(147c) A Theoretical Investigation of the Methylation of Olefins by Surface Methyl Groups On Zeolites

Emerging research in the conversion of methanol to hydrocarbons (MTH) over zeolitic acids suggests that observed catalytic rates and selectivity in the indirect “hydrocarbon pool” mechanism are primarily a result of olefin and arene methylation reaction sequences. In this research, cluster-based and periodic density functional theory studies were used to examine the kinetics and mechanism of olefin methylation by surface methyl groups on CHA, FER, BEA, MOR and MFI zeolite frameworks. The location of the Al atom was chosen such that the bridging O atom had access to the largest open volume of each framework. In each case, the transition state was found to consist of a nearly coplanar CH₃ species that was coordinated with both the original bridging O atom and the olefin suggesting that an sp² hybridized carbon species is involved in the transition state.
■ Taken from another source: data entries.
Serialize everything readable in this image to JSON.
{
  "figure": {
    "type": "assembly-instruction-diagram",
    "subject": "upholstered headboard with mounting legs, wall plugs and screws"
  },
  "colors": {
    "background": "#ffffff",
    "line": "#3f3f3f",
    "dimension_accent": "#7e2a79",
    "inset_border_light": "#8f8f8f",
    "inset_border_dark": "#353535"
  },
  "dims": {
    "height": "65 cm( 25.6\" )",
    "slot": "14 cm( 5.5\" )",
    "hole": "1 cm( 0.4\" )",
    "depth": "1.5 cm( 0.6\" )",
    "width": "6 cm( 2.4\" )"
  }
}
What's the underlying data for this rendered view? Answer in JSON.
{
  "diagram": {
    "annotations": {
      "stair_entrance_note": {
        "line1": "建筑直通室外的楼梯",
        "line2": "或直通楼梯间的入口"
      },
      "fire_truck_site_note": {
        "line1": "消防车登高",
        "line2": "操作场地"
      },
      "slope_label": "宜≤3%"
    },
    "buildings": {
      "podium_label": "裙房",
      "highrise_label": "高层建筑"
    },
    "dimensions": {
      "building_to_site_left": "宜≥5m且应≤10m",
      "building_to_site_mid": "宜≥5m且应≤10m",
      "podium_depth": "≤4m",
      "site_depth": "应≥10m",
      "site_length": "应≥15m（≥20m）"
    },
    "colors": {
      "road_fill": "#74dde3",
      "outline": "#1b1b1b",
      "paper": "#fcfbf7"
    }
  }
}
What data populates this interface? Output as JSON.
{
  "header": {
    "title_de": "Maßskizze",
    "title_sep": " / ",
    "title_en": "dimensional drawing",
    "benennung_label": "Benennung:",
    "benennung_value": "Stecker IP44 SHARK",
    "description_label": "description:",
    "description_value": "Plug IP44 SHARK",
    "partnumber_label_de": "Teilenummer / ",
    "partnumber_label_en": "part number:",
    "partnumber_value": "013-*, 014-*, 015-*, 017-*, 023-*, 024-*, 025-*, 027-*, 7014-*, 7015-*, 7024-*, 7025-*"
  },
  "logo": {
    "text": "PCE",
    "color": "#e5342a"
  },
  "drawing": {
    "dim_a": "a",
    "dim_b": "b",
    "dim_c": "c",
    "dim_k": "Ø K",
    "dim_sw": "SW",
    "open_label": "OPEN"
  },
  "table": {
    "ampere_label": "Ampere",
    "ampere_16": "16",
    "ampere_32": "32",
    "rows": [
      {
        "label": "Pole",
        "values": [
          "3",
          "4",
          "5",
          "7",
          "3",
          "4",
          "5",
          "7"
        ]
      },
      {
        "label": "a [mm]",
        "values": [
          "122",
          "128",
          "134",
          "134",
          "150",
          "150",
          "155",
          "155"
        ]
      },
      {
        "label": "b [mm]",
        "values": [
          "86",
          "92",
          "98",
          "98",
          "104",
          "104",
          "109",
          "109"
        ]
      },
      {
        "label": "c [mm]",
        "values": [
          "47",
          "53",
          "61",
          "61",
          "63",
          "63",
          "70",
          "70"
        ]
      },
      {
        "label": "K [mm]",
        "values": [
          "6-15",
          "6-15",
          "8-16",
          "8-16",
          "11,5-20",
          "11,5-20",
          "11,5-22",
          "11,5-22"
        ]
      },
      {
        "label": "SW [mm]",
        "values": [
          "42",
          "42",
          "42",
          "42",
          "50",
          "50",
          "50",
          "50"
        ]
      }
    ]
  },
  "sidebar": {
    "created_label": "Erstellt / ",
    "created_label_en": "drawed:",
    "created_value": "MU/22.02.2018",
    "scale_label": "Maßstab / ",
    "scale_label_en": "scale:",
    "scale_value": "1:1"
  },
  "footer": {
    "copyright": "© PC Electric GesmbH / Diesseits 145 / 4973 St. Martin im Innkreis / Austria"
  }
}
Activation energies of 70, 86, and 98 kJ mol^-1 for ethylene methylation were found for FER, CHA, and BEA, respectively; in each case, lower than that reported for a mechanism involving the co-adsorption of methanol and ethylene (104 kJ mol^-1)(Svelle et al. JACS 2008, 131, 816-825). Observed trends in the activation energies and transition state geometries will be discussed with respect to the zeolite pore size and the local pore configurations.